Başta Senegal olmak üzere tüm Batı Afrika'da bilinen perküsyon aleti "tama", insan mırıldanmasını yakın bir ses çıkarabildiği için "konuşan davul" olarak biliniyor.
AA muhabiri, Afrika'nın müziği ve müzik aletleriyle ilgili dosya haberin ikinci bölümünde Batı Afrika'nın en gizemli ve insan sesine en yakın sesi çıkaran müzik aleti olarak bilinen tamanın hikayesini ele aldı.
Batı Afrika'da mistik ve geleneksel bir perküsyon olan tama, yağmur mevsiminde fıstık hasadından sonra yakalanan bir varanın derisiyle Afrika'ya özgü Cayor elma ağacının gövdesinden yapılıyor.
Dakar'da bir semte adını veren "gueule tapee" ismiyle de bilinen varan, hala etkisini sürdüren Animist inançlarda kutsal kabul edildiği için tama da mistik ve efsunlu bir perküsyon olarak biliniyor.
Yapımının izlenmesinin uğursuzluk getirdiğine inanılan tamayı oymacılar kimsenin olmadığı bir ortamda yalnız şekillendiriyor.

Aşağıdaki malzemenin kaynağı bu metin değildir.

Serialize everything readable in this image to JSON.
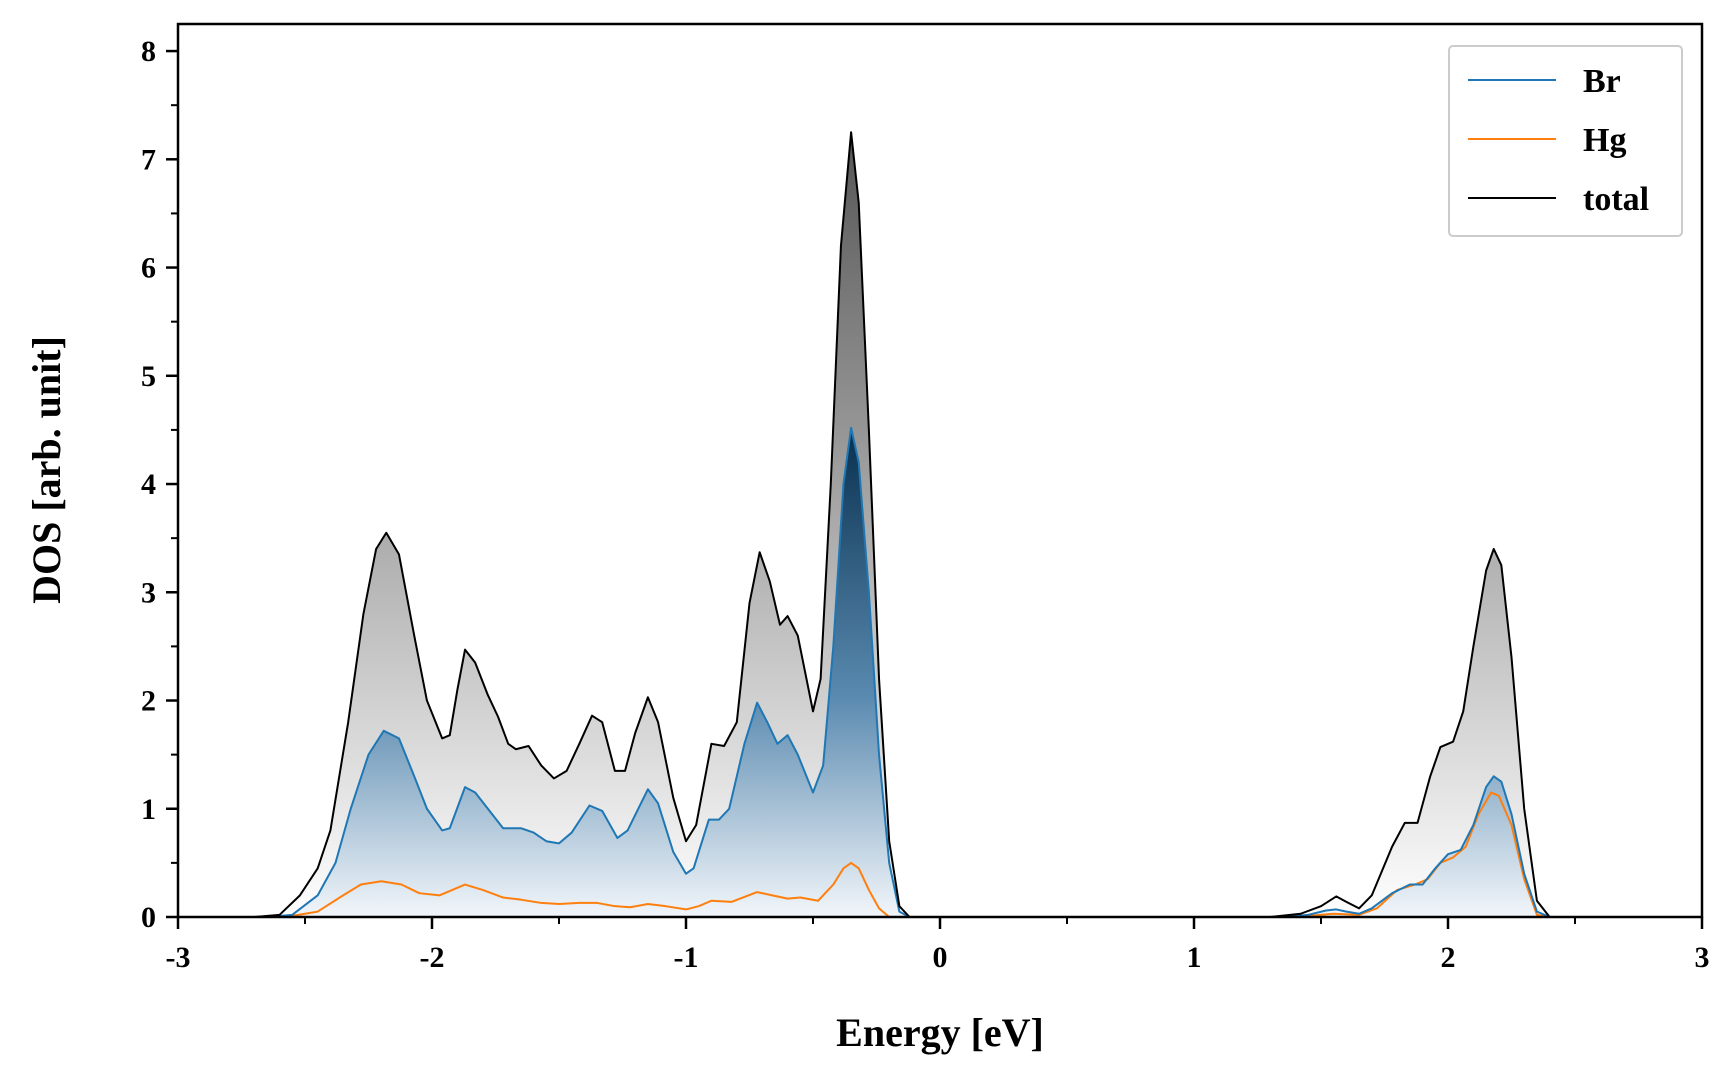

Kum saati şeklini alan tamanın etrafı sıkıca iplerle örülüyor, bu ipler 2 yönlü çalınan tamanın akorunu da sağlıyor.
Boyu 40 santimetreyi bulan Senegal'in en küçük perküsyonu tama, Volof, Serer ve Mandingo etnik gruplarına mensup hikaye anlatıcıları (griot) tarafından kullanılıyor.
Koltuk altına yerleştirilen tama, cinlerin barındığı düşünülen demirhindi ağacından yapılan ufak bir çubukla çalınıyor.
Halk arasında demirhindi ağacına tırmanmaya çalışanların cinler tarafından düşürülerek öleceğine olan inanç tamanın mistik yönünü de pekiştiriyor.
İnsan mırıldanışını taklit ediyor, ruhsal bozuklukları tedavi ediyor
Tamaya "konuşan davul" denmesinin arkasında ise tamanın insan sesinin ritmine ve konuşma perdesine yakın ses çıkarabilmesi yatıyor.
Sesli veya sessiz harflerin niteliklerini yakalayamasa da tama buna karşın Volof, Serer ve Mandinge yerel dillerinin nazal tonlamasını ve insan mırıldanmasını taklit edebiliyor.
Bu nedenle bölge halkları tamanın çalındığına değil "konuştuğuna" inanıyor.
Tama, mistik yönü nedeniyle de "şeytan ve cin çıkarma" ayinlerinde de sıkça kullanılıyor.
İnsana musallat olan kötü varlıkların bedeni terk etmesi için çalınan tama aynı zamanda ruhsal bozukluğu olan kişilerin tedavisinde de tercih ediliyor.
Black Panther'de de kullanıldı
Ünü Batı Afrika'yı aşarak dünyaya yayılan tama, Ryan Coogler yönetmenliğindeki Black Panther filminin bazı önemli sahnelerinde de yer aldı.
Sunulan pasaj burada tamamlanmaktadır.